企業の活動自体がCO2削減につながる
[クリーンエナジーファクトリー]今回紹介するクリーンエナジーファクトリー株式会社(CEF)は、売上げが伸びるほどCO2削減に貢献できる企業です。その理由は、企業活動の内容が「風力発電」だから。風力発電は「自分たちの国、地域で風車を建ててエネルギーを生産でき、CO2排出量がゼロで、長期的に考えるとコストが安いエネルギー」(CEF資料より)です。風力発電により、火力発電の必要がなくなってCO2が削減されるので、カーボンオフセットにもなります。
たとえばCEFの南あわじウインドファームにある15基の風車を1年間動かして電気を作ることで削減できるCO2は、高さ20〜30cmくらいの50年杉400万本以上が吸収できるCO2に相当します。
CEFは地球に優しい方法で、多くの風車を建設することを目指しています。特長は、世界で初めて風車建設専用重機(クレーン)を開発、保守、運営したこと。従来の半分の大きさのクレーンを独自に開発し、風車建設のために切る木の量が3分の1になりました。また、より急な斜面を登れる構造にしたことで建設可能地を3倍に増やしました。さらに、風車の建設のために切り開かれた道は森林管理のための作業道として使ってもらうようにしています。これにより森林が整備され、より多くのCO2を吸収し、CO2削減に役立っています。
![マイローハス/ロハス 今日からはじめるカーボンオフセット[クリーンエナジーファクトリー]](http://www.mylohas.net/blog/archives/special0712/images/sp_c06_2.jpg)

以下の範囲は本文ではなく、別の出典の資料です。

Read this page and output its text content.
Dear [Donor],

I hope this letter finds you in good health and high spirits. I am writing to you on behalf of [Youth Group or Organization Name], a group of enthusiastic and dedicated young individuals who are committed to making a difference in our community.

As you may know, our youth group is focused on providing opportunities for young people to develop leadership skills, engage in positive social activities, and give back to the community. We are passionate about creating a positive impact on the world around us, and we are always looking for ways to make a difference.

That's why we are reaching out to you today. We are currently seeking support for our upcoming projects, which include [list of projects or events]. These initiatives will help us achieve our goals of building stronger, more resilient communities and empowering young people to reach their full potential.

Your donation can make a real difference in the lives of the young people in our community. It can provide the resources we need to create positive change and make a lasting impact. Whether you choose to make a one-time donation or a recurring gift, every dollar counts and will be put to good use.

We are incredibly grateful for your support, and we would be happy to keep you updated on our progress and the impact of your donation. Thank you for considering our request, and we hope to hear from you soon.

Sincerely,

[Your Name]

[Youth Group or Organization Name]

風力発電所の敷地内において地元の特産品である梨を栽培している、CEF豊北ウインドファーム
環境教育や地域貢献にも力をいれています。南あわじウインドファームには風車が1回まわるとどれくらい電力が使えるか展示した環境学習施設があり、行政の関係者、地元の環境NPOなどが見学に訪れています。
山口県下関のCEF豊北ウインドファームは、農園の中に風車を建設することで地域産業への貢献を目指しています。
京都議定書で定められた1990年から−6%のCO2削減という目標を達成するには、風力発電のような自然エネルギーで電力をまかなう比率を上げていくことが必須。でも、今のところ風力発電は日本全国の電力のたった1%しか使われていません。日本にたくさんの風車を建てていくためにも、CEFのような企業を応援していきたいですね。